Fixed drug eruption is a delayed type IV hypersensitivity reaction. In the initial phase memory CD8+ T-cells at the dermo-epidermal junction release interferon-gamma when activated by the medication antigen causing epidermal basal layer damage. Recruited T-cells and neutrophils damage melanocytes and keratinocytes. During the resolution phase, dermal macrophages collect the melanin resulting in the typical post-inflammatory hyperpigmentation. Regenerating basal keratinocytes release interleukin-15 leading to the formation of resident memory CD8+ T-cells which remain quiescent but in a primed state ready to respond to the chemical antigen again.
Fixed drug eruption is usually due to oral medications, with antimicrobials and non-steroidal anti-inflammatory drugs (NSAID) being the most common culprits. Less common drug exposures may be topical or intravaginal. Fixed food eruptions may be due to antibiotics, flavouring or colouring agents, or preservatives in the food. Herbal supplements have also been implicated. For a more detailed list, see the Appendix at the end.

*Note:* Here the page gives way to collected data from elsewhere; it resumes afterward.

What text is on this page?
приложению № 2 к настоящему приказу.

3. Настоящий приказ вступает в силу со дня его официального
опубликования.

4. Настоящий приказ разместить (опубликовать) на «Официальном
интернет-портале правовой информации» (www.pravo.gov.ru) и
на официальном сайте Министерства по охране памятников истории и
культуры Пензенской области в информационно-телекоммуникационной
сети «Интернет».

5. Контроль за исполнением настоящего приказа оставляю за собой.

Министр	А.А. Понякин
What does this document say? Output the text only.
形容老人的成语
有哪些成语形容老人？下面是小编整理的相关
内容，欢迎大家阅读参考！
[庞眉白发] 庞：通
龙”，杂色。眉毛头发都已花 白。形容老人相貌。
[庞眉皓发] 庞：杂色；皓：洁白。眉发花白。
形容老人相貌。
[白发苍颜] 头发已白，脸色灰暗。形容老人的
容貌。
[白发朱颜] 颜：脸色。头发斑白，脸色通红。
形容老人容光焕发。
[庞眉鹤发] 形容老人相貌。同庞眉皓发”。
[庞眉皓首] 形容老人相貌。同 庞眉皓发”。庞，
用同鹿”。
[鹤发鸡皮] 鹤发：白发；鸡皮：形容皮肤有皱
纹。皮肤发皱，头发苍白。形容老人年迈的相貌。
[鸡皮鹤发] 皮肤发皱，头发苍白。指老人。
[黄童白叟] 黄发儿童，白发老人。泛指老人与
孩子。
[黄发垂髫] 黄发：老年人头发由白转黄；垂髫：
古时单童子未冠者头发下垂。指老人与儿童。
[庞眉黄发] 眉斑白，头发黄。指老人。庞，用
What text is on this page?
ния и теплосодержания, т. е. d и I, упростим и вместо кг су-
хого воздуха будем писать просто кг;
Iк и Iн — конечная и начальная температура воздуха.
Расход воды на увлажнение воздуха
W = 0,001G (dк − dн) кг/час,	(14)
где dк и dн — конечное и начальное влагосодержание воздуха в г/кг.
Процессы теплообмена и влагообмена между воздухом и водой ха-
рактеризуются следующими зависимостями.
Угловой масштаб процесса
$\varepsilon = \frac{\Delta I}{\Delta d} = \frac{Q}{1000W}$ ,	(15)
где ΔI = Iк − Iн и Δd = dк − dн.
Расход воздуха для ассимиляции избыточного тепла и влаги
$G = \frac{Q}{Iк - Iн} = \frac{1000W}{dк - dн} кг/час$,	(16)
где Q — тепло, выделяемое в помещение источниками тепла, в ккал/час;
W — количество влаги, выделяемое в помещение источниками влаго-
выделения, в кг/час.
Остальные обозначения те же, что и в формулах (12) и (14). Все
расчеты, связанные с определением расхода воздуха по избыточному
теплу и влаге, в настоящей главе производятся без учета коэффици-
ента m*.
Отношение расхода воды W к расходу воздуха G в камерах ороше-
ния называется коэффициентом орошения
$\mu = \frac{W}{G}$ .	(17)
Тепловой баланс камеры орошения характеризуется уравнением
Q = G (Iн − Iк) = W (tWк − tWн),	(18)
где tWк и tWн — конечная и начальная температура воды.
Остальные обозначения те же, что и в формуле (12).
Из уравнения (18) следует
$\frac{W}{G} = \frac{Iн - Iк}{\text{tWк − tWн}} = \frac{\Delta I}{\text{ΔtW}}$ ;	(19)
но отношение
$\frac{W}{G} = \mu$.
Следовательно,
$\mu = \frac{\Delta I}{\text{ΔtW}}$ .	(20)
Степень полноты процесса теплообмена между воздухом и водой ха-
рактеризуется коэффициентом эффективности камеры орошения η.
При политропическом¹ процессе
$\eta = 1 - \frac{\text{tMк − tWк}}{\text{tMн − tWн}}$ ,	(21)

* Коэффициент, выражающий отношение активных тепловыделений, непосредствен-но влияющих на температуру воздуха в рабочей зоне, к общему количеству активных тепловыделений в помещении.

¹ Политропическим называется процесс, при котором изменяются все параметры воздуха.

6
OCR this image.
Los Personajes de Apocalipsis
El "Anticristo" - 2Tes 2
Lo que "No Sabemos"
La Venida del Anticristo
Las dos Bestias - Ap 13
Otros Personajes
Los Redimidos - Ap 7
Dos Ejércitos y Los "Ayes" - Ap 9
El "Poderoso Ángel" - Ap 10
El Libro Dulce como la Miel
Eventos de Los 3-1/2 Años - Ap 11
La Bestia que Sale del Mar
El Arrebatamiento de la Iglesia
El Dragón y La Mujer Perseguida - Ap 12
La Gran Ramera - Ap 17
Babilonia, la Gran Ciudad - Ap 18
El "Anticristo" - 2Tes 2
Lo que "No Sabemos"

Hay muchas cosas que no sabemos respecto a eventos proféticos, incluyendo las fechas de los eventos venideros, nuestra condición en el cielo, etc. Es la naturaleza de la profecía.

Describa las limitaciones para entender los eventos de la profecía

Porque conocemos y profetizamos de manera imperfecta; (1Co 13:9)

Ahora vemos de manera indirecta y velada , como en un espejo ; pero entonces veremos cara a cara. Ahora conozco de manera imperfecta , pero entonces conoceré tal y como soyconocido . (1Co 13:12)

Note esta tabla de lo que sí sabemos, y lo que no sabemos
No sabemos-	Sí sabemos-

Fixed drug eruption can be categorised by clinical morphology. The most common form is the localised pigmenting type; other presentations include bullous (localised or generalised), mucosal, non-pigmenting, or generalised.
Fixed drug eruption typically presents as a single (or small number of) well-defined, round or oval red or violaceous patch or plaque which may blister or ulcerate. It is usually asymptomatic but can be itchy or painful. Over the next few days and weeks, the surface may become scaly or crusted before peeling, and the colour fades to leave brown post-inflammatory hyperpigmentation. Post-inflammatory hyperpigmentation tends to be more prominent in skin of colour.
In contrast to many other drug eruptions, the patient remains systemically well.
The hands and feet, eyelids, and anogenital areas are common sites. Lesions in the oral mucosa are usually found on the lips, tongue and hard palate. A fixed drug eruption may occur at the same location as previous skin trauma such as a burn, insect bite, or venepuncture.
On the first occasion, the eruption may develop after weeks to years of regular ingestion of the drug, but subsequent episodes develop within minutes to hours of recommencing the implicated drug. A patch of fixed drug eruption shows a refractory period during which it will not flare even with re-exposure. With subsequent episodes, the original patch may enlarge and more patches may appear. The post-inflammatory hyperpigmentation darkens with each recurrence.
Fixed drug eruption
Mucosal fixed drug eruption
Fixed drug eruption should be considered on history and examination but may be difficult on the first occasion. On subsequent episodes, a detailed history of oral intake in the preceding 24 hours may identify the culprit.
Investigations may include:
Fixed drug eruption is generally a benign self-resolving eruption that recurs on re-exposure, leaving post-inflammatory hyperpigmentation. Subsequent flares can be more severe.
Generalised bullous fixed drug eruption can be life-threatening, and has been reported to have a 20% mortality rate.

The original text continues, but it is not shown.